Прошли в отдельную комнатку – Гогины покои. Ровно посередине стены висел бумажный плакат со свежими фруктами. Сели под нее за стол. На лицо Гоги попадал яркий свет от лампы.
– Боже! – сказала она ему. – Как изменилось твое лицо!!! – Оно у него налилось как будто новым объемом, словно наложили маску из теста. Его шатнуло вбок. Вдруг открылась дверца шкафа, показывая ему его же отражение.
– Да, – строго сказал Гога, увидев себя. – Постарело.
Вдруг в пустом шкафу за зеркалом зашуршало и затихло.
– А сегодня меня при облаве поймали, посмотрели здесь, – он показал на внутреннюю сторону руки, – а там же у меня вообще вен нет! И отпустили! – И он усмехнулся, закрывая глаза.
– Сейчас нормальное лицо стало, – сказала Рита.
– Спасибо, – отозвался он.
– А я сегодня еще сильнее упала на дно, – начала она, – везде ухудшение, ухудшение, ухудшение. Все тебя отвергают. Я даже знаю признаки: собаки начинают увязываться и кусаться, дети на улице обзываются или толкают или деньги хотят от тебя, начинаешь чаще падать, спотыкаться, пользу отечеству не приносить, деньги не присоединяются к тебе, а наоборот, а если кто и любит тебя, то сам в еще большей беде, чем ты. Таких осуждают, никакая из Богинь их не бережет, нам нужна свежая Богиня… Что ты думаешь?
Он задумался:
– Так сложно, Рита… Будут деньги, куплю сахар к чаю.

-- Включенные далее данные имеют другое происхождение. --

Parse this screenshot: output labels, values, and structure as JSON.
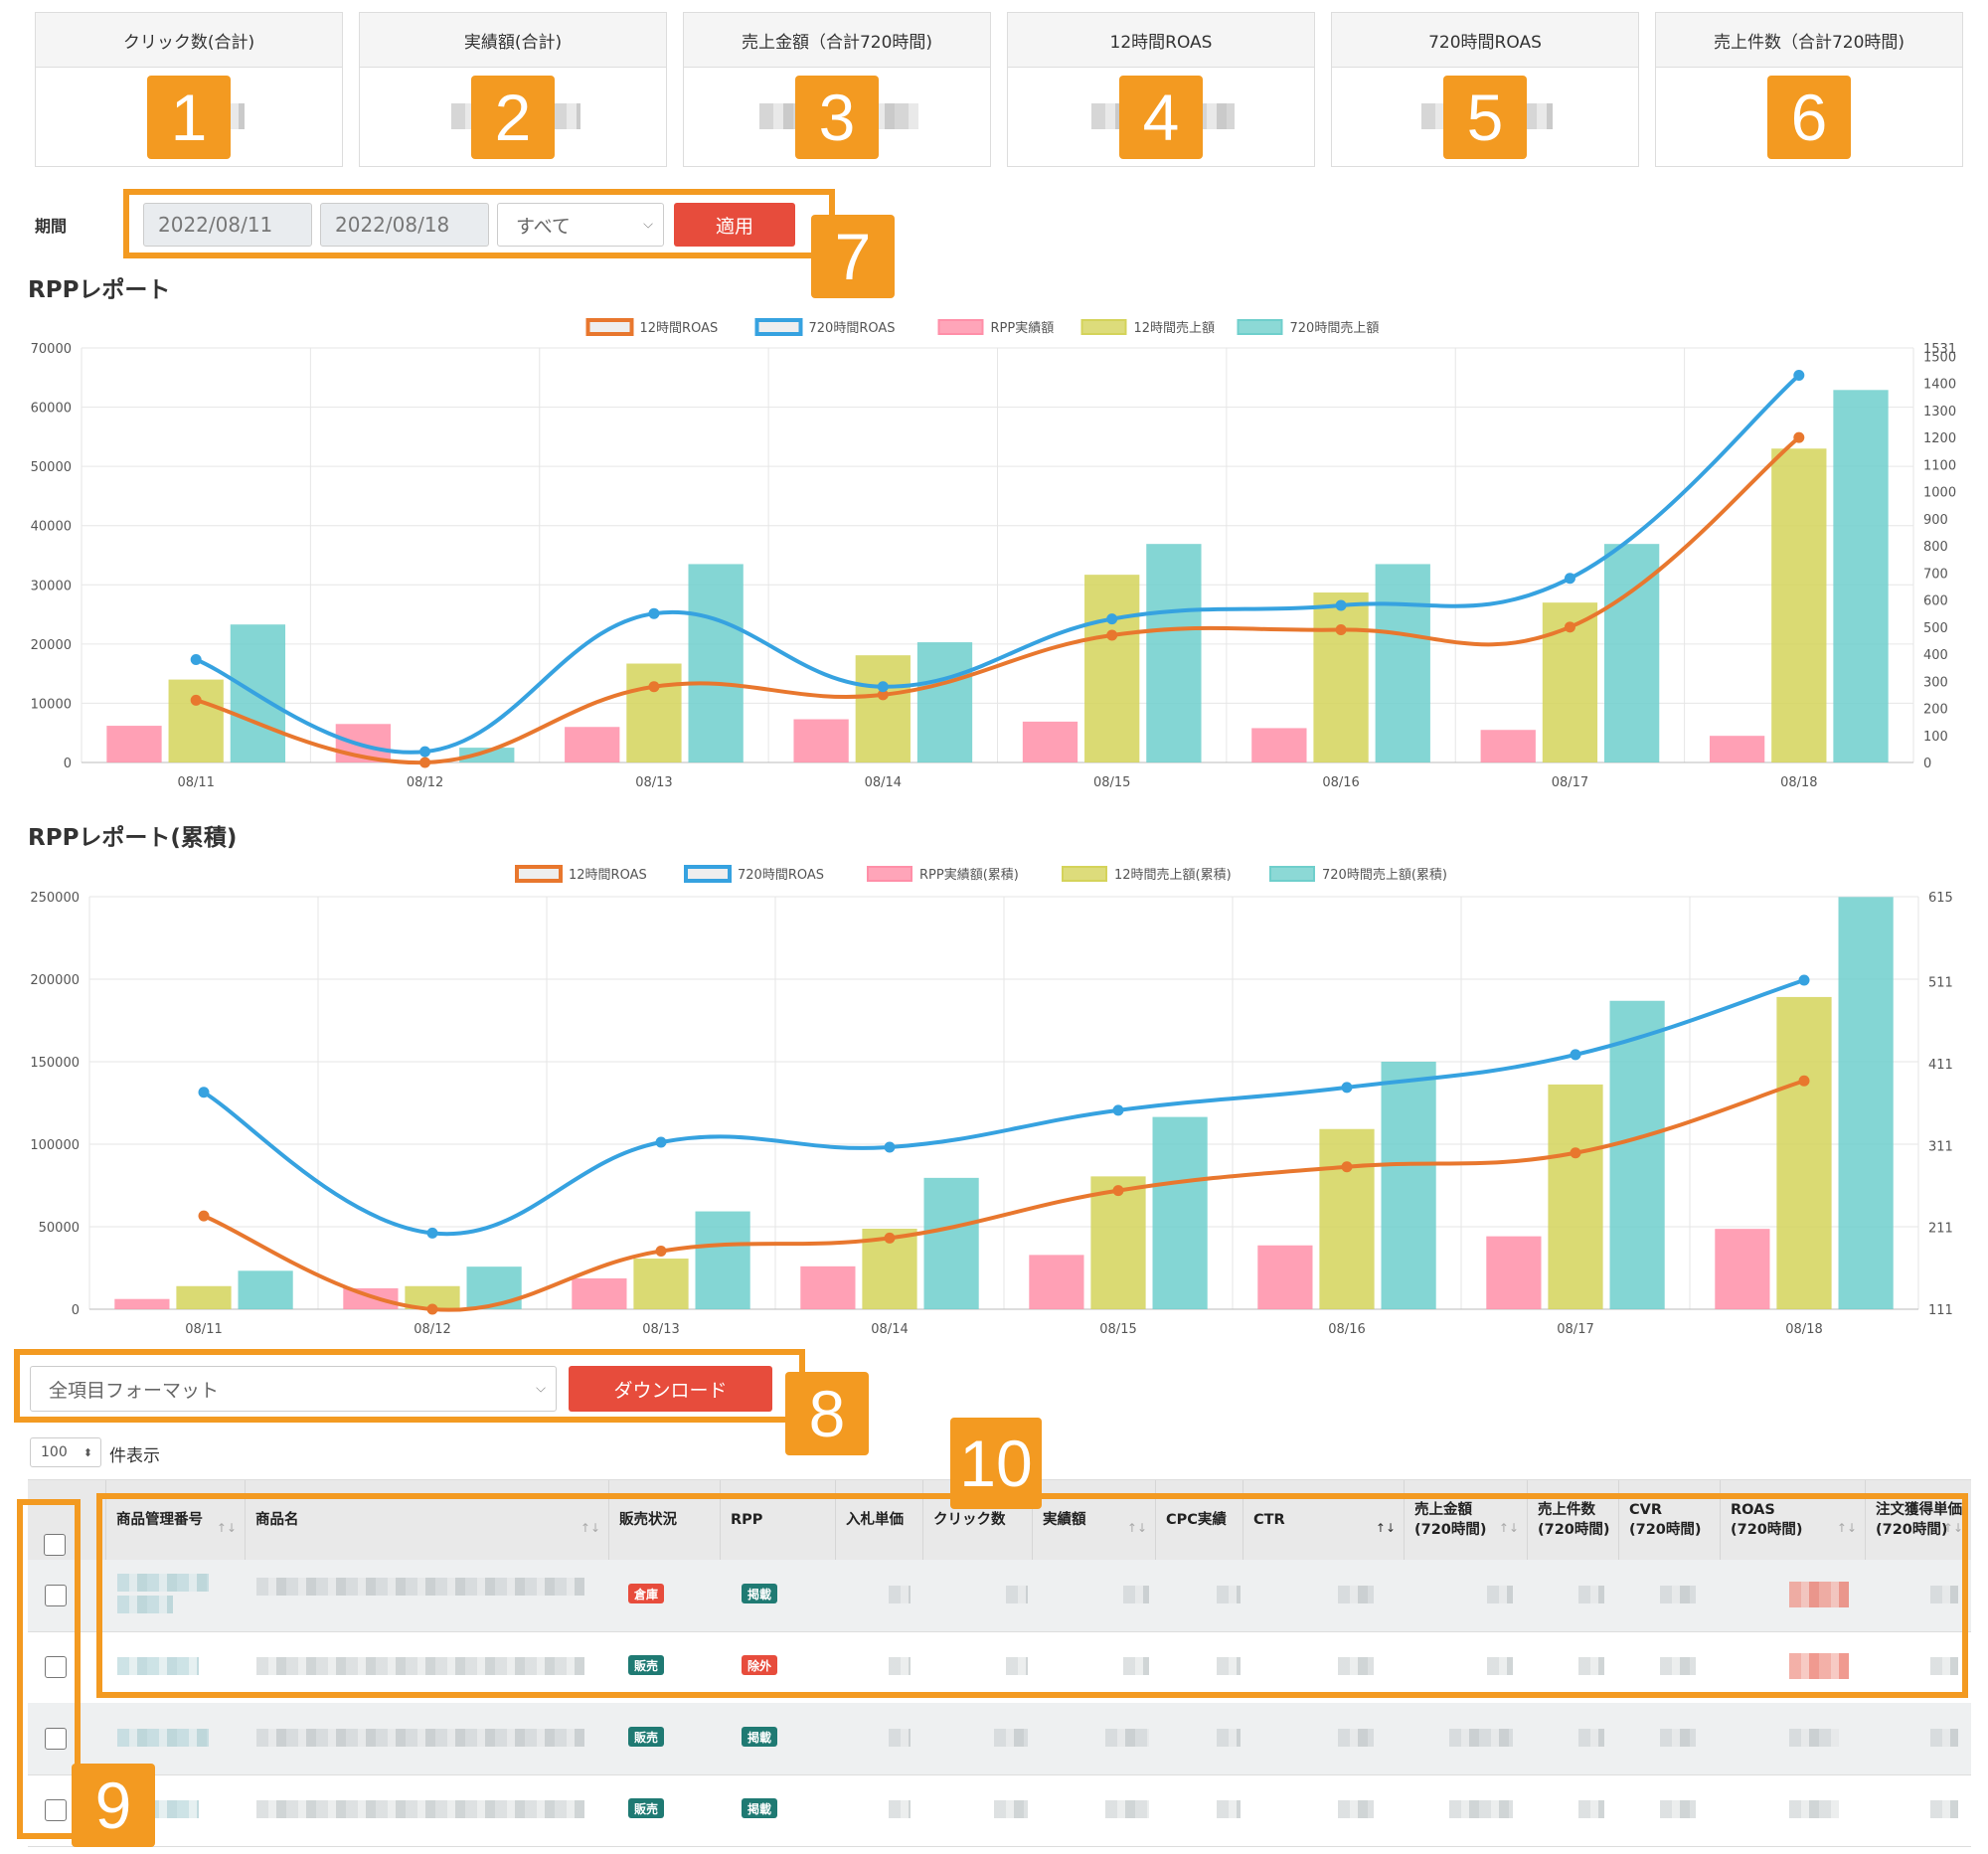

Она потянула к себе сумочку, которую всегда таскала в такой обстановке у себя на плече по всем комнатам, достала, порывшись, и протянула ему несколько купюр:
–На!
Он взял только две бумажки денег. Кинул в пустой ящик стола, в котором забегал крупный таракан.
– Представляешь, как это стало дорого сейчас. А раньше! Как хорошо было раньше! Приезжаешь на рынок, а там уже стоят, и не один, а несколько сразу продавцов!.. И прямо там же, на воздухе!.. А сейчас купил, еле поймал, они боятся всего, сделал, и все – вода! Воду продают! Надо теперь идти, искать, искать, бить его, если найдешь, деньги или лекарство забирать, а можешь и не найти его!
– Кого?
– Ну, кто продает! А раньше у меня был свой, к нему сразу и подходишь, а он ждет меня…
Он пошел к зеркальному платяному шкафу, открыл одну его половинку, с полки снял заварной чайник, сахарницу, две чашки. В углу шкафа кто-то завозился. Это была ручная крыса.
– Это моя крыса. Ждал на рынке долго одного и купил ее. Рита спросила:
– Как ее зовут?
Гога немного задумался.
– Крыса.
Стали пить чай.
– Уже рассвет. Поеду, что ли, – сказала Рита, грустно вспоминая Михаила. Рассматривая руку, добавила: – При утреннем свете все по-другому.
– Куда ты поедешь? Давай поболтаем. А спать не хочешь? Отоспись, потом поедешь.
– Нет, – сказала она, – нет… спасибо, ты ведь почти и не знаешь меня.